When people get stuck for cash – margin calls, mortgage payments, whatever the need may be – they make all sorts of bad decisions. They’ll sell whatever they have to and often, it’s psychologically easier to sell their “winners” along the way than it is the stocks that have been crushed the most. What many people end up with at bottoms is a portfolio full of the crappiest individual names.
‘Oh great,’ you may be thinking, ‘you’re telling us this on a day when the market is already down 500 points. Thanks a lot.’
True. Actually, I’ve had this post 80% drafted for the last 10 days or so, it just felt like that this might be the jarring market day in which readers would take it seriously. Let me explain by doing a little mind reset with you:
You may have a 401k that had risen, say, from $200k to $500k over the last three years (until 2 weeks ago). Awesome! But unsustainable.
After the market weakness of the last couple weeks, maybe its value has declined to $450k. If you’re the type that thinks my advice makes sense, but you don’t want to sell any stocks or mutual funds because they just fell from $500k, your mindset is all wrong. Sorry to be so blunt but it’s true.
Here’s what you actually have on your hands: a 401k that has risen from $200k to $450k over the last three years. Also awesome, also unsustainable.

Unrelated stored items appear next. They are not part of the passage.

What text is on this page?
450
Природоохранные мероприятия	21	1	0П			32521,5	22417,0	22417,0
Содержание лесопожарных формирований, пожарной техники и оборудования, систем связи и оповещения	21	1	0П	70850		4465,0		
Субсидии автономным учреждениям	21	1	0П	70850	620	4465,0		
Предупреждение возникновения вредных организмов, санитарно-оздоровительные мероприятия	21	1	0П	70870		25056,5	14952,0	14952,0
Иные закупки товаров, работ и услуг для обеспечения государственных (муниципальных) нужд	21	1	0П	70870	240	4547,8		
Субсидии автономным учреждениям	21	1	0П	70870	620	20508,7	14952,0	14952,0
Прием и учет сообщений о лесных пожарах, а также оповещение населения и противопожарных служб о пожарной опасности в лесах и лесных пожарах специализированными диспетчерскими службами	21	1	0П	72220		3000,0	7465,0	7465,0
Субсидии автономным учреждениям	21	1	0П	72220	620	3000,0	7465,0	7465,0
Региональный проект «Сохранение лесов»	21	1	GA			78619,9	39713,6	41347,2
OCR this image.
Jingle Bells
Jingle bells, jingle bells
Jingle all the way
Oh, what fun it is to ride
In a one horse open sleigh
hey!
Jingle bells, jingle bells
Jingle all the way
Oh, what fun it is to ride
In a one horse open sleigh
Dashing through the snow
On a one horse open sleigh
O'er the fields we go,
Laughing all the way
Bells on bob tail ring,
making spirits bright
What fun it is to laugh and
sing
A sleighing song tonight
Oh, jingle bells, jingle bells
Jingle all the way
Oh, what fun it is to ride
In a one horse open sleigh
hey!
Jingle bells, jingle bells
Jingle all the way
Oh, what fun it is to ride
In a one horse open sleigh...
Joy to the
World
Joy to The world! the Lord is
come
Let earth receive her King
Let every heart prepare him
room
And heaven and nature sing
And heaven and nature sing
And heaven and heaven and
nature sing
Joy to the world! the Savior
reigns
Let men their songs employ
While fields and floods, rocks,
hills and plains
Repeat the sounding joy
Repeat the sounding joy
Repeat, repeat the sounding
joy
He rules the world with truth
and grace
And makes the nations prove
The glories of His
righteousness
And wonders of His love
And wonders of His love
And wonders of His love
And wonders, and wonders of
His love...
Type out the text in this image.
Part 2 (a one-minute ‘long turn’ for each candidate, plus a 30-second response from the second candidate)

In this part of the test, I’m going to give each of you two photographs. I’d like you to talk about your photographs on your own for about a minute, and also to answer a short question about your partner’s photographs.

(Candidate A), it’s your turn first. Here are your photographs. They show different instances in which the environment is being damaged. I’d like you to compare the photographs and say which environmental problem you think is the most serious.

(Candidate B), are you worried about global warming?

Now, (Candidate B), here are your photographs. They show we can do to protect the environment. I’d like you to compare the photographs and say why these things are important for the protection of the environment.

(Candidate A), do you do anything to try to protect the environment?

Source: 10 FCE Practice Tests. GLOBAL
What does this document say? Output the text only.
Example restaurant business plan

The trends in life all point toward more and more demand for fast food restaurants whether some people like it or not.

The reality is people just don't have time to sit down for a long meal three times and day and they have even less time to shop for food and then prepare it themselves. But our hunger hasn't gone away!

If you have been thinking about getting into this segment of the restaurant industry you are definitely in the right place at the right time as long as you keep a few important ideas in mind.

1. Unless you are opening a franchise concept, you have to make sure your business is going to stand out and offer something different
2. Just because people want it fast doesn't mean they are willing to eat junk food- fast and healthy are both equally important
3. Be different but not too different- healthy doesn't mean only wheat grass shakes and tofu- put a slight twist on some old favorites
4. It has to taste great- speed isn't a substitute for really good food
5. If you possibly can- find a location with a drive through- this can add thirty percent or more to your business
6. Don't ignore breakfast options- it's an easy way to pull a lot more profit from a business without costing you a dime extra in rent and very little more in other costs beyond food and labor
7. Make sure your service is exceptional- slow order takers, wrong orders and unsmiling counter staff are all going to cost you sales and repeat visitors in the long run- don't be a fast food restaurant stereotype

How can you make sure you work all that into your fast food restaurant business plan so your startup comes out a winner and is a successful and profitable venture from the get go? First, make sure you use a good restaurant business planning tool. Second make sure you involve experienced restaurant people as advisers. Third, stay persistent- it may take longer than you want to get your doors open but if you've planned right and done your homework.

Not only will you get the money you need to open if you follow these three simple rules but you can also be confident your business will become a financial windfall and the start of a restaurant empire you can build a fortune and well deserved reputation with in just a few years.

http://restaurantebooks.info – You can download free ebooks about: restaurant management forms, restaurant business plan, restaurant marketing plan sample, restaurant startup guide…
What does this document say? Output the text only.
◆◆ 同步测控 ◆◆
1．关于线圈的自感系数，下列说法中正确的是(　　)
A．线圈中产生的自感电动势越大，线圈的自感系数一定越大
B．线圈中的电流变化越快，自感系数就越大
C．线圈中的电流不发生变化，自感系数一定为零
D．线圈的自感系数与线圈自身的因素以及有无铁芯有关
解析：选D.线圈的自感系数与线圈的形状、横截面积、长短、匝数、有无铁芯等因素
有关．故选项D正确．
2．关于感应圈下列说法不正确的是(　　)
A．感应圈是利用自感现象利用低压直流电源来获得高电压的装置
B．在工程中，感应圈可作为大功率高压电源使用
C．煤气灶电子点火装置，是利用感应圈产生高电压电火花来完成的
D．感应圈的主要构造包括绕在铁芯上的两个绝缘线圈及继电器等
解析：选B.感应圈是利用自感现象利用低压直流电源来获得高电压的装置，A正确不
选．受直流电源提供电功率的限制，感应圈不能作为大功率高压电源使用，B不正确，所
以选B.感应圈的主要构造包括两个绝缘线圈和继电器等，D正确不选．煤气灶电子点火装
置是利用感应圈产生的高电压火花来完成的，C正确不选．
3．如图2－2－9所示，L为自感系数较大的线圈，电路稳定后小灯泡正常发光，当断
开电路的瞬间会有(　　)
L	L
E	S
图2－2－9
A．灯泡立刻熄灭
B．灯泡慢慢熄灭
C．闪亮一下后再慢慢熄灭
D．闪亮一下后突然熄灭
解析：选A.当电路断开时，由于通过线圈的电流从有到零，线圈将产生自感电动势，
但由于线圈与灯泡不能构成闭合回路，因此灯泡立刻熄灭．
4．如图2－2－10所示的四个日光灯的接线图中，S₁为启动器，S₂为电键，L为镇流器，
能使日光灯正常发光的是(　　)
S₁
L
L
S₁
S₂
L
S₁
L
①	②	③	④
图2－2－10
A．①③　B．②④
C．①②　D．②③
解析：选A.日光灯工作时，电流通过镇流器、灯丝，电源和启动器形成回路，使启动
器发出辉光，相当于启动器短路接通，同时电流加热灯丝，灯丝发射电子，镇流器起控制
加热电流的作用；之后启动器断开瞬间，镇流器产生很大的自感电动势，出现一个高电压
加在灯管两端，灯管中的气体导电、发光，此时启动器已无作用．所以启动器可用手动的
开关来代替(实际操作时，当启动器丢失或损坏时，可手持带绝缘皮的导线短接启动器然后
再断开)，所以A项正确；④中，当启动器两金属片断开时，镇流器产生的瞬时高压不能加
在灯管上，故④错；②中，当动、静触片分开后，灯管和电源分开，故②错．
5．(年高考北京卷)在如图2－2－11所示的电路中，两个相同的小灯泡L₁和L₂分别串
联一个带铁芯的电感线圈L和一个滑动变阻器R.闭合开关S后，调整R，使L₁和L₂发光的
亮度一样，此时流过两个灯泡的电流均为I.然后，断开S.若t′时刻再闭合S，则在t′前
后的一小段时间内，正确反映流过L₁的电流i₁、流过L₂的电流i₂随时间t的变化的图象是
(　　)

If you think you’re the one genius who can nail market tops perfectly and you’re now certain that the market will soon regain its recent highs, re-read my last sentence and get your head on straight.
That said, at this moment I do have to admit that I don’t know if this is the start of the big correction. On the one hand, a few too many people for my taste are looking for that crash. On the other, how insanely optimistic did the market have to be that only now it is noticing the slow-moving Evergrande disaster in China that has been known for a year and plainly visible for nearly a month?
Regardless, the point is this: if this is the start of the big correction – or even a true bear market – then this is only the beginning.
We’re at such stratospheric valuation heights – the highest in history, generally – that the next big correction will take stocks down 30, 40 or even 50%.
So yes, it’s still okay to be raising at least some cash today. Even today.
Tighten up stop losses. Raise cash right now from zero to 5% if your end goal is 20%. Redirect future 401k deposits to the money market fund rather than the high-growth stock funds you’ve been riding.
In short: take action. Don’t be paralyzed and again keep in mind this simple reality: in powerful down markets, nothing gets spared. The only place to hide is in cash.
This post has me re-awakened. More soon…
FDG
*Historically, there has been one other place to hide in down markets: high grade, U.S. bonds. That will likely still turn out to be the case – indeed, bonds are rallying today – but what’s the point? The rates offered by today’s bonds are so meaningless as to be roughly equivalent with cash so my preference at this moment in time is for cash.